On Wed, 18 Mar 2026 19:14:25 GMT, Hai-May Chao <[email protected]> wrote:
>> This change implements behavior required by the specification Post-quantum
>> hybrid ECDHE-MLKEM Key Agreement for TLSv1.3. The specification defines
>> several validation checks during the hybrid key exchange that require
>> aborting the connection with either an illegal_parameter alert or an
>> internal_error alert.
>>
>> In 4.2. Server share section specifies the following checks:
>> For all groups, the server MUST perform the encapsulation key check
>> described in Section 7.2 of [NIST-FIPS-203] on the client’s encapsulation
>> key, and abort with an illegal_parameter alert if it fails.
>>
>> For all groups, the client MUST check if the ciphertext length matches the
>> selected group, and abort with an illegal_parameter alert if it fails. If
>> ML-KEM decapsulation fails for any other reason, the connection MUST be
>> aborted with an internal_error alert.
>>
>> For all groups, both client and server MUST process the ECDH part as
>> described in Section 4.2.8.2 of [RFC8446], including all validity checks,
>> and abort with an illegal_parameter alert if it fails.
>>
>> In 4.3. Shared secret section specifies the following check:
>> For all groups, both client and server MUST calculate the ECDH part of the
>> shared secret as described in Section 7.4.2 of [RFC8446], including the
>> all-zero shared secret check for X25519, and abort the connection with an
>> illegal_parameter alert if it fails.
>>
>> This implementation propagates exceptions raised during ECDH and ML-KEM
>> operations in client and server sides from the Hybrid and DHasKEM classes
>> (which implement KEMSpi) to the TLS handshake layer, where they are mapped
>> to the corresponding TLS fatal alerts.
>
> Hai-May Chao has updated the pull request incrementally with one additional
> commit since the last revision:
>
> Update with Mikhail's comment
Marked as reviewed by wetmore (Reviewer).

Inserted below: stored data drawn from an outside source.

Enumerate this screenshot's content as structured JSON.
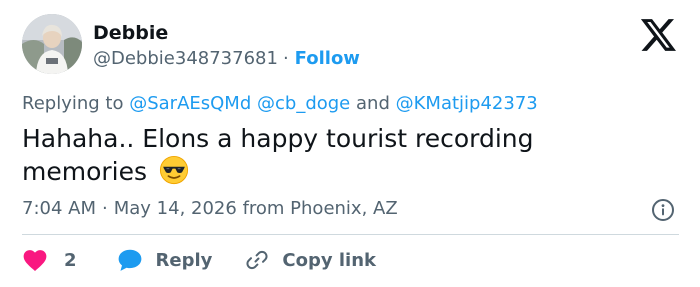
{
  "author": {
    "display_name": "Debbie",
    "handle": "@Debbie348737681",
    "separator": "·",
    "follow_label": "Follow",
    "avatar_icon": "profile-photo"
  },
  "brand": {
    "logo_icon": "x-logo"
  },
  "reply_context": {
    "prefix": "Replying to",
    "mention_1": "@SarAEsQMd",
    "mention_2": "@cb_doge",
    "conjunction": "and",
    "mention_3": "@KMatjip42373"
  },
  "tweet": {
    "text": "Hahaha..  Elons a happy tourist recording memories",
    "emoji_icon": "smiling-face-with-sunglasses-emoji"
  },
  "meta": {
    "time": "7:04 AM",
    "separator": "·",
    "date": "May 14, 2026",
    "location": "from Phoenix, AZ",
    "info_icon": "info-icon"
  },
  "actions": {
    "like_count": "2",
    "reply_label": "Reply",
    "copy_link_label": "Copy link",
    "like_icon": "heart-icon",
    "reply_icon": "speech-bubble-icon",
    "copy_icon": "link-icon"
  },
  "colors": {
    "accent": "#1d9bf0",
    "like": "#f91880",
    "text_primary": "#0f1419",
    "text_secondary": "#536471",
    "divider": "#cfd9de"
  }
}
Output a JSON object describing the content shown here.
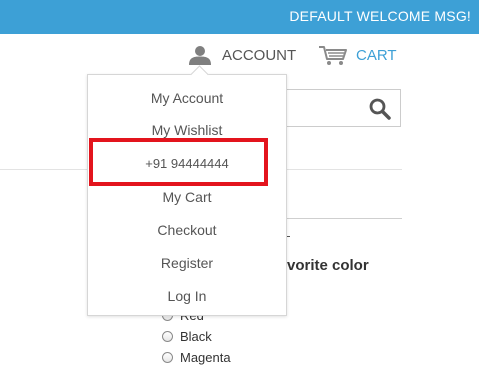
{
  "header": {
    "welcome_msg": "DEFAULT WELCOME MSG!",
    "account_label": "ACCOUNT",
    "cart_label": "CART"
  },
  "account_menu": {
    "items": [
      "My Account",
      "My Wishlist",
      "+91 94444444",
      "My Cart",
      "Checkout",
      "Register",
      "Log In"
    ]
  },
  "poll": {
    "question_fragment": "vorite color",
    "options": [
      "Red",
      "Black",
      "Magenta"
    ]
  },
  "colors": {
    "topbar": "#3da0d6",
    "cart_link": "#3da0d6",
    "highlight": "#e3141d"
  },
  "icons": {
    "account": "user-icon",
    "cart": "cart-icon",
    "search": "search-icon"
  }
}
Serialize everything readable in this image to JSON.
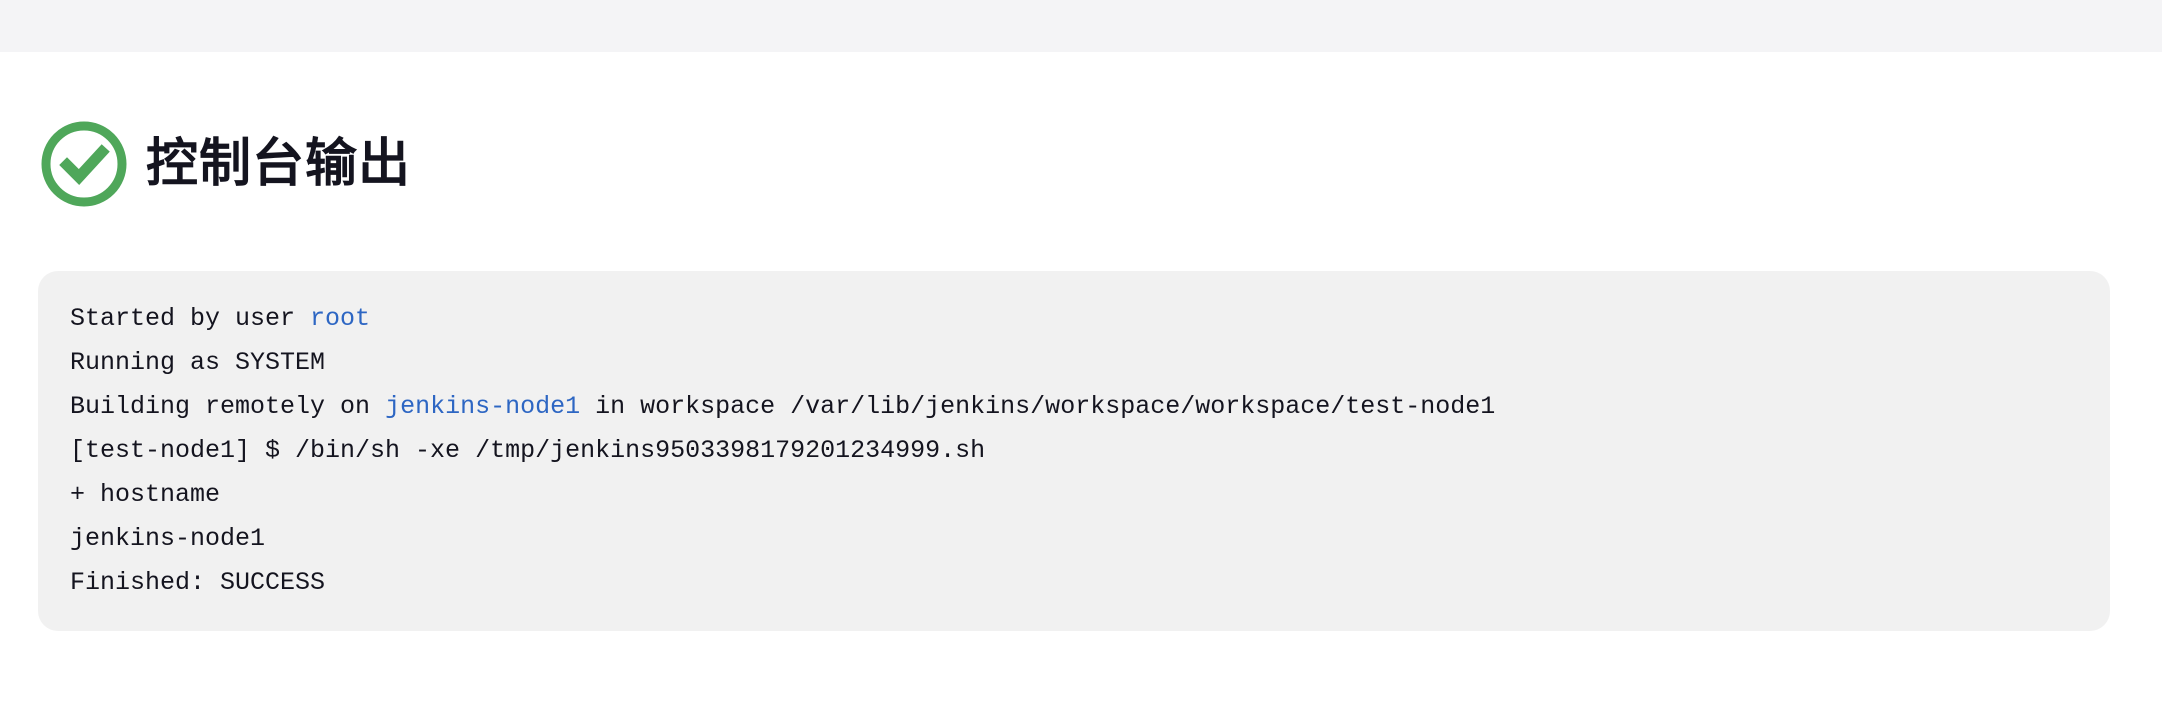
{
  "header": {
    "title": "控制台输出",
    "status": "success",
    "status_icon": "check-circle-icon",
    "status_color": "#4fa75a"
  },
  "console": {
    "line1": {
      "prefix": "Started by user ",
      "link": "root"
    },
    "line2": {
      "text": "Running as SYSTEM"
    },
    "line3": {
      "prefix": "Building remotely on ",
      "link": "jenkins-node1",
      "suffix": " in workspace /var/lib/jenkins/workspace/workspace/test-node1"
    },
    "line4": {
      "text": "[test-node1] $ /bin/sh -xe /tmp/jenkins9503398179201234999.sh"
    },
    "line5": {
      "text": "+ hostname"
    },
    "line6": {
      "text": "jenkins-node1"
    },
    "line7": {
      "text": "Finished: SUCCESS"
    }
  },
  "colors": {
    "link": "#2d66c3",
    "console_bg": "#f1f1f1",
    "top_bar": "#f4f4f6"
  }
}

src/java.base/share/classes/sun/security/ssl/KAKeyDerivation.java line 1:
> 1: /*
This logic is specific to the current Hybrid KEM draft. Is there a chance a
different (e.g. non-hybrid) KEM might have different behavior specified?
(I don't know the answer, but wanted to check.)
src/java.base/share/classes/sun/security/ssl/KAKeyDerivation.java line 207:
> 205: throw context.conContext.fatal(Alert.INTERNAL_ERROR, e);
> 206: } catch (RuntimeException e) {
> 207: throw context.conContext.fatal(Alert.INTERNAL_ERROR, e);
Consider adding a similar comment here for RTE as on lines 203/204 ? I like
seeing what options were considered.
If not, then you could combine lines 202+206 in a multi-catch. (but meh...)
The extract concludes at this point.